A picture is worth a thousand words when reviewing for an art history test.
The pictures are available on a new database called ArtStore, but Marriott Library can’t afford it because it has to pay $1,500 for a year’s subscription to a magazine-not for one magazine, but hundreds.
Although they’re academic journals and not magazines, the subscriptions are sometimes more than magazines themselves.
Next year, the subscription price for libraries could spike by 10 percent, forcing the library to pay $150 more for the same journal-money that comes out of student tuition and taxes.
The price of academic journals has been rising drastically the last eight years, and there doesn’t seem to be an end in sight, says Margaret Landesman, head of collection development at the library.
“Library budgets stay stagnant, meaning each year journals or books have to be cut from the collection limiting the materials you have access to,” she said.
“Every year we have to ask for $200,000 more and we get asked how that will benefit students. We have to say it won’t, it will just keep what we already have,” said library director Sara Michalak.
About 25 years ago, academic societies began handing the publication of their journals over to commercial presses. The publishers then began steadily raising the prices of those journals.
According to a coalition of academic libraries in Utah, many publishers have become monopolies, causing the prices to increase five times faster than the average rate of inflation over the past decade.
In the past, when the library downsized its collections to accommodate rising prices, faculty researchers accused it of mismanaging money.
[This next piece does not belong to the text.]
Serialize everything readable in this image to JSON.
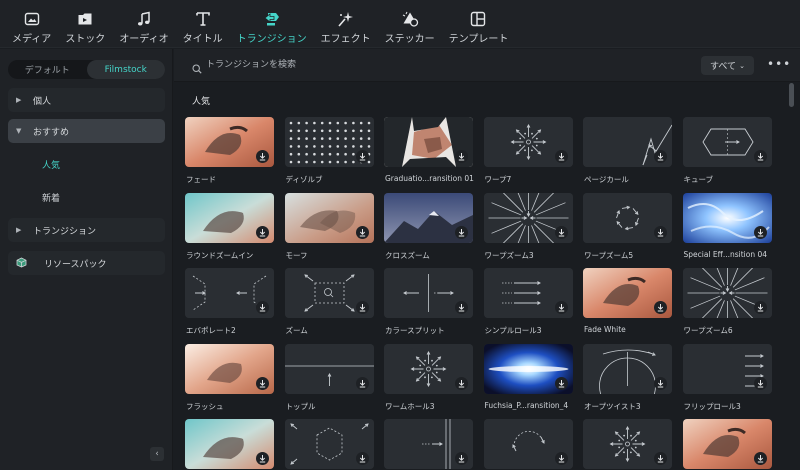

Now, thanks to media attention the issue is receiving, researchers are working together with the library to oppose the monopolies, Michalak said.
The Scholarly Publishing and Academic Resources Coalition, which Michalak helped found, encourages competition in the communication market by sponsoring alternative forms of publishing, such as new journals.
In order to succeed, these alternative methods require the participation of senior faculty members at schools like the U. Senior faculty members have the luxury of choosing their publishers and are responsible for much of the work in the most expensive journals, Landesman said.
Many researchers, especially in biomedical fields, participate in the alternative journals because they believe in broad access to information, she said.
But not all commercial publishers are to blame, Landesman said. There are only a few very large companies that are responsible for the price of some journals. Libraries should think of themselves as investment managers, not consumers, to stop the unjust control of information, she said.
Since 1997, the U has been canceling subscriptions to the most expensive journals that aren’t considered critical for research and using the surplus money to widen the variety of journals it carries.
The U is not alone.
The largest university libraries in the nation are working together to come up with creative new solutions and alternative ways to access information, Michalak said.
Even if a solution is found, there still won’t be an end to library budget problems. As new information technology is developed, the library is expected to find ways to purchase it, Michalak said.
But at least it would be able to afford ArtStore for art history majors trying to remember Van Gogh’s color combinations the night before a test.